Come detto, ci furono annate molto dure in cui la siccità fu devastante: fra queste vengono ricordati il 1709, il 1778, il 1800 e soprattutto il 1816 (“l’an del sedes”). Questi eventi calamitosi indussero la popolazione rurale di allora ad accelerare gli sforzi per affrontare l’atavico problema di penuria d’acqua, elemento vitale per la sopravvivenza stessa.

Nel caso dei paesi della Terza Sponda il primo a realizzare una canalizzazione di 4-5 km, per prelevare acqua dal torrente Pescara, in località Frari di Lauregno, fu Cagnò nel 1784.

Pochi anni dopo, nel 1790, anche Revò inizio a costruire il proprio acquedotto attingendo allo stesso torrente. Erano canali aperti, scavati a mano nel terreno e nella roccia, che richiedevano una continua manutenzione e sistemazione delle sponde, ma finivano comunque con il disperdere molta della preziosa acqua che trasportavano fino a monte della zona agricola.

Romallo e Cloz aspettarono invece fino al 1922 per poter costruire un canale comune più stabile ed efficace, sempre su un tragitto simile a quelli di Revò e Cagnò, poiché le prese dell’acqua erano sul torrente Pescara. La coesistenza in loco di questi tre canali con caratteristiche simili fa ben capire come, all’epoca, su questo tema delicato quanto vitale, era più facile litigare che non trovare soluzioni comuni.
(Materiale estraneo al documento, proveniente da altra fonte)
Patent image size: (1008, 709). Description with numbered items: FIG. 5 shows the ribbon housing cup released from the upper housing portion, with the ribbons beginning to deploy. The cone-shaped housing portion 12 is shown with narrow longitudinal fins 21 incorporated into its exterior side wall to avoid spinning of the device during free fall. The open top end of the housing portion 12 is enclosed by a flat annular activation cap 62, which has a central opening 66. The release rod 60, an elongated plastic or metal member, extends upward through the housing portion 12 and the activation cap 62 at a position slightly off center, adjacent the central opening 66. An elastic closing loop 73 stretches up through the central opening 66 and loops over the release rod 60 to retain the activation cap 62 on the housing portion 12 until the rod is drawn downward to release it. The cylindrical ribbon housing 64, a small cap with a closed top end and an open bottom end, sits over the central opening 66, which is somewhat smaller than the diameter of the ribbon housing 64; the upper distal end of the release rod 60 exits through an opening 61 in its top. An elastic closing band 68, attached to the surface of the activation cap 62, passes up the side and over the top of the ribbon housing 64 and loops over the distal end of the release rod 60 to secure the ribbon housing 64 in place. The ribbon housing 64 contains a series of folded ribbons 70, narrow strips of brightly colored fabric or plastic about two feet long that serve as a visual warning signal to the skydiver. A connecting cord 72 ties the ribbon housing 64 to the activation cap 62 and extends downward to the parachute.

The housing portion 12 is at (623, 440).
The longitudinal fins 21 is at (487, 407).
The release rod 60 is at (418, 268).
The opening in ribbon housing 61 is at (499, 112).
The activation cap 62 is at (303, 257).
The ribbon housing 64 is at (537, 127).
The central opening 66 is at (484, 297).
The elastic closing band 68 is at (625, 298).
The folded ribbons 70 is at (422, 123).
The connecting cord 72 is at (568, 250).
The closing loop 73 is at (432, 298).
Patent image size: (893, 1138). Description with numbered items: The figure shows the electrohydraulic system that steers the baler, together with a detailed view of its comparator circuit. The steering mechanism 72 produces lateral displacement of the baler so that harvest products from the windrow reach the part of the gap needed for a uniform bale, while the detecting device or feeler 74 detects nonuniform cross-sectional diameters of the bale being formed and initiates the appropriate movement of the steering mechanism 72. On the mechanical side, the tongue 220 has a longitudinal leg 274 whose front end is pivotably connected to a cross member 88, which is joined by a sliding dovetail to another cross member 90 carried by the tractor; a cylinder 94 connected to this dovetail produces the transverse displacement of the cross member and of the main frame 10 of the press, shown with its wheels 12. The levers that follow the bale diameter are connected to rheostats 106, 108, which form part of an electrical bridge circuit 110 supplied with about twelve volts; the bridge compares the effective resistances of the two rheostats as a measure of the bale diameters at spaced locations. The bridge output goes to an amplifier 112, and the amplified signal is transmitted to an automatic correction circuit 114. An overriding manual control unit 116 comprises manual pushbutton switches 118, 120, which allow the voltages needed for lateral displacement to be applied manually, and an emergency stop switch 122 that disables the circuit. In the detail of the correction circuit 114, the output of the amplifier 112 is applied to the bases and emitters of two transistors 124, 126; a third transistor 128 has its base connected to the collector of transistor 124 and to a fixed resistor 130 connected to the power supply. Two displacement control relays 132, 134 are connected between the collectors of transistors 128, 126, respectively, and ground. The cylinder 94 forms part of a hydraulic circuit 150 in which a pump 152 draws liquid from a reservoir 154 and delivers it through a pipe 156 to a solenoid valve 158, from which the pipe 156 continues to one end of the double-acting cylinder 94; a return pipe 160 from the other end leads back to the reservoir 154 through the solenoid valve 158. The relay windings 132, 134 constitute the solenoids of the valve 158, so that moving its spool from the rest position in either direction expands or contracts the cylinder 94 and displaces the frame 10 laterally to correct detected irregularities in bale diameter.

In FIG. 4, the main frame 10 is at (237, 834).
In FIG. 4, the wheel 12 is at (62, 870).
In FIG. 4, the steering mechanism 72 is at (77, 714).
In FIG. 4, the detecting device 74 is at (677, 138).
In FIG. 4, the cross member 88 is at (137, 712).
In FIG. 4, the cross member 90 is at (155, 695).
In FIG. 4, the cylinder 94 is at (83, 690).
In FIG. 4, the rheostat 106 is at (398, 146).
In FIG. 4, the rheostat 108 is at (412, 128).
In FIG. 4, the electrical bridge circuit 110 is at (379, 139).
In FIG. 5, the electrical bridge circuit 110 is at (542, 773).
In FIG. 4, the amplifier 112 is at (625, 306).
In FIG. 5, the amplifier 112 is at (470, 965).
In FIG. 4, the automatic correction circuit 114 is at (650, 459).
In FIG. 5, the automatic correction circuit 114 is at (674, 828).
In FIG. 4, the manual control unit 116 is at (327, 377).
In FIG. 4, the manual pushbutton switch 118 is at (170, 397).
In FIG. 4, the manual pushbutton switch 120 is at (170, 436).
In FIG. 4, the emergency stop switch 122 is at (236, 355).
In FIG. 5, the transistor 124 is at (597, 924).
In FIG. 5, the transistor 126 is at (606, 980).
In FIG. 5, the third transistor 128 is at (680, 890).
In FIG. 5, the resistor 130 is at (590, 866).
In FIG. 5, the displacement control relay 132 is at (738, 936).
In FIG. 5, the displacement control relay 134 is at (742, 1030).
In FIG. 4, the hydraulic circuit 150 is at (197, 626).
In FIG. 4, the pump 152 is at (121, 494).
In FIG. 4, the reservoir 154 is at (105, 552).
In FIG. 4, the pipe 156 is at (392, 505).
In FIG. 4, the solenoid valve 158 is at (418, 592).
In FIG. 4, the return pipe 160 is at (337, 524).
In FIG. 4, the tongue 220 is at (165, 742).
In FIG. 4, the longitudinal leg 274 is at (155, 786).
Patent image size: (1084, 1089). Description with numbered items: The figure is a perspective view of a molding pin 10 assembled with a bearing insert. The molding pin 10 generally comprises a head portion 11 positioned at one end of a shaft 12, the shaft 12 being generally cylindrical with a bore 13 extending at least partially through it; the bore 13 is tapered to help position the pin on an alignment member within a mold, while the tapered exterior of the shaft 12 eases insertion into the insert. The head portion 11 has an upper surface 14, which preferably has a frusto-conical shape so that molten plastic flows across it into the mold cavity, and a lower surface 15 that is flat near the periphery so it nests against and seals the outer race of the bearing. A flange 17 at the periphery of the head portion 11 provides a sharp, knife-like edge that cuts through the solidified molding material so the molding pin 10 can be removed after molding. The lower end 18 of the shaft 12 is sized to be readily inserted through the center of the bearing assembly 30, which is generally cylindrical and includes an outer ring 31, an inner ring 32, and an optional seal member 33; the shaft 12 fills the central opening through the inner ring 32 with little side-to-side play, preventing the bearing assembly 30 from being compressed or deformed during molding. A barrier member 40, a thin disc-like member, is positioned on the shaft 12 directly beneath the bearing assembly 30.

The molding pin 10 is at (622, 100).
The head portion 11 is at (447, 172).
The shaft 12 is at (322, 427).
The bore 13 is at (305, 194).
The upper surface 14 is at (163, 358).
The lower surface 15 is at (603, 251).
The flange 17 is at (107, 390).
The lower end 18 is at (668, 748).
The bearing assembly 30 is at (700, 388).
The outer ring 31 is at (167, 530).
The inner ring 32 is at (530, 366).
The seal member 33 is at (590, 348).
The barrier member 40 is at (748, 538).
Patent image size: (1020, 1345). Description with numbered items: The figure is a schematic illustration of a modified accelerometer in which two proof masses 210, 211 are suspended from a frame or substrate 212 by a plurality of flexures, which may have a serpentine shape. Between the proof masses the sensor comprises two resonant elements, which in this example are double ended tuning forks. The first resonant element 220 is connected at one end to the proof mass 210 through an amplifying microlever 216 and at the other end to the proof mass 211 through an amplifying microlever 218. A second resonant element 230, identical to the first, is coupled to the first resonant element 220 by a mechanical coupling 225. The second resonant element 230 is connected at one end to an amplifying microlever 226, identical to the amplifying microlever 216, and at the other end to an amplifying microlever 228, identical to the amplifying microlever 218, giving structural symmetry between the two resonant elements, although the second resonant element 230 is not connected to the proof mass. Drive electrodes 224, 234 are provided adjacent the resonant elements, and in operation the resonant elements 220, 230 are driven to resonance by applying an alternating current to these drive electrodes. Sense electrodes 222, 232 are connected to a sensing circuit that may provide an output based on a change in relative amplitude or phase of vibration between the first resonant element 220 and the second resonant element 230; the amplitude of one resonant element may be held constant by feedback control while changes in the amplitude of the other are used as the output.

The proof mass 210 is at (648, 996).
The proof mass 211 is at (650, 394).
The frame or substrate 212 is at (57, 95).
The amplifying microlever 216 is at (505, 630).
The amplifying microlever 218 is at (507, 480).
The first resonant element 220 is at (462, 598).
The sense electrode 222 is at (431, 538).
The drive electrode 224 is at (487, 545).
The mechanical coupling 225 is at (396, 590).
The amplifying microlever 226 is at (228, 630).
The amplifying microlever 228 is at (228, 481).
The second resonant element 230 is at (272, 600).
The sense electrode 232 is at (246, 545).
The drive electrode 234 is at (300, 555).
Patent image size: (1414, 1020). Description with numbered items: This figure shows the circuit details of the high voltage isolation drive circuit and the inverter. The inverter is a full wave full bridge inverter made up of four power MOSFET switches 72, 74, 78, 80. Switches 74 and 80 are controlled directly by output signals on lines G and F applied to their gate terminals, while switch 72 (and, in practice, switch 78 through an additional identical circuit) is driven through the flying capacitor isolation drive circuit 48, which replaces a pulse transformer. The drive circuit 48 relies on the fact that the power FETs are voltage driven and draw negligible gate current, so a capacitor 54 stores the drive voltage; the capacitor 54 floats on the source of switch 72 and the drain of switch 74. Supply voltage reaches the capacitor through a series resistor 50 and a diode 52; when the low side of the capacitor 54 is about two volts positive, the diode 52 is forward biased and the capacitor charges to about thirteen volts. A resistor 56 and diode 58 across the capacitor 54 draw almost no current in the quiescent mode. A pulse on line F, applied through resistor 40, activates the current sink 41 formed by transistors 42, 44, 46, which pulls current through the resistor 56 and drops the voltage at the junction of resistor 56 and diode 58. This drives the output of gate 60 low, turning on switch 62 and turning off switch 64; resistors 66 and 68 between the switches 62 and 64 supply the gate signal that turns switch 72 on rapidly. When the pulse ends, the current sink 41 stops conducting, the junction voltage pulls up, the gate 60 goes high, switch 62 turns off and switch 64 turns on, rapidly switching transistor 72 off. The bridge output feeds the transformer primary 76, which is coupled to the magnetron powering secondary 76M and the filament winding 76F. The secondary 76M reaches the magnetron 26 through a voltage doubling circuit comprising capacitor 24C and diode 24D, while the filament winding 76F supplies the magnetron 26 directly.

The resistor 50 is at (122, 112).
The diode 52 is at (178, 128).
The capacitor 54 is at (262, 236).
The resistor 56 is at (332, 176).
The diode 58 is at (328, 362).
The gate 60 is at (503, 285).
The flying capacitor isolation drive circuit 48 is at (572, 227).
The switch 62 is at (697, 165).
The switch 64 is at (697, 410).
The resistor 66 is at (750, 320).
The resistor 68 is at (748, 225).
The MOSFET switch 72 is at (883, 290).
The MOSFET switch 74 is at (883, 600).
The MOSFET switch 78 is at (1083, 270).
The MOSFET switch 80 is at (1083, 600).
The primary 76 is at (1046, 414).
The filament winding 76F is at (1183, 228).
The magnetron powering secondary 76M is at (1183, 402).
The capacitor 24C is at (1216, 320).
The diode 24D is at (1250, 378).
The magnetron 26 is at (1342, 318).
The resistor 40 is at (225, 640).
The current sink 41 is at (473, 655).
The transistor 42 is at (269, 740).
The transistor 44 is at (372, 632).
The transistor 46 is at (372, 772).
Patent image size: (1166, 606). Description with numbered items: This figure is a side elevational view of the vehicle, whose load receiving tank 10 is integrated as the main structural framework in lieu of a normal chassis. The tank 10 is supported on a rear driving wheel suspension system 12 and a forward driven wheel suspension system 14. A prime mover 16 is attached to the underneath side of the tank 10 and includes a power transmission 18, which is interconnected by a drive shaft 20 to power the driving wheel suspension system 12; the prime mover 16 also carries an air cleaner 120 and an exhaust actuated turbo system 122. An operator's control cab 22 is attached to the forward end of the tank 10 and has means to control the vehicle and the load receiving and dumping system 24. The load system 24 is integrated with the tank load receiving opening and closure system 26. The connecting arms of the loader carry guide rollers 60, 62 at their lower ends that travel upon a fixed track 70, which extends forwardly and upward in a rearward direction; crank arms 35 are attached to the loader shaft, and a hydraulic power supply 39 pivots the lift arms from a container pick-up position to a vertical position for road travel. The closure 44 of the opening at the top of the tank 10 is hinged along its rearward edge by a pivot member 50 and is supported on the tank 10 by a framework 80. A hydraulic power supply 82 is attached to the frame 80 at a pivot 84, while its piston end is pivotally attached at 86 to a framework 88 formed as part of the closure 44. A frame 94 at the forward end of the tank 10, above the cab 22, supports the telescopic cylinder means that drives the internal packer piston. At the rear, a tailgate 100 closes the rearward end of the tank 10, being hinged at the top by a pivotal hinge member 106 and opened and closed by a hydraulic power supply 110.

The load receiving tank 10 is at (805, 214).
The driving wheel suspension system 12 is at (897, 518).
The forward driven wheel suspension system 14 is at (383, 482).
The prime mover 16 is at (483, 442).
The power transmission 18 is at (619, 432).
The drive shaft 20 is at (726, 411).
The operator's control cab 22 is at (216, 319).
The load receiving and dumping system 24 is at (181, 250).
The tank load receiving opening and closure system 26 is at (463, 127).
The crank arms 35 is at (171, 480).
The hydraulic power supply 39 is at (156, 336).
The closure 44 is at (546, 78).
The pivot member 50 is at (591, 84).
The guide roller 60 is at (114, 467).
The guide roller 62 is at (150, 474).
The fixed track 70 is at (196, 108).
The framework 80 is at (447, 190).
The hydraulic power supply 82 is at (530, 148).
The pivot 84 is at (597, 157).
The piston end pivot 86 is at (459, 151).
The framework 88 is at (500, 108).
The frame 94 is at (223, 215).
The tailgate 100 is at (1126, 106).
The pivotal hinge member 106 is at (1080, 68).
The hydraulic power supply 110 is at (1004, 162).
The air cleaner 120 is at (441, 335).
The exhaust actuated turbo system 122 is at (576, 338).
Nel 1990 tutti questi consorzi irrigui, sotto la regia e lo stimolo della Provincia, capirono finalmente che era necessario unire le forze per realizzare un nuovo e unico canale di adduzione. Venne così costituito il consorzio di secondo grado denominato “Canale della terza sponda”. La nuova opera fu studiata con criteri, mezzi e materiali moderni attingendo, in caso di necessità, anche alle acque un po’ più lontane del torrente Barnes.

Come sempre, una bella passeggiata, oltre che essere molto salutare ed in questo caso per niente impegnativa, ci offre anche l’occasione per riflettere sulle tante opportunità che oggi abbiamo a disposizione ma naturalmente poi dipende da noi saperle apprezzare e ed imparare ad accontentarsi.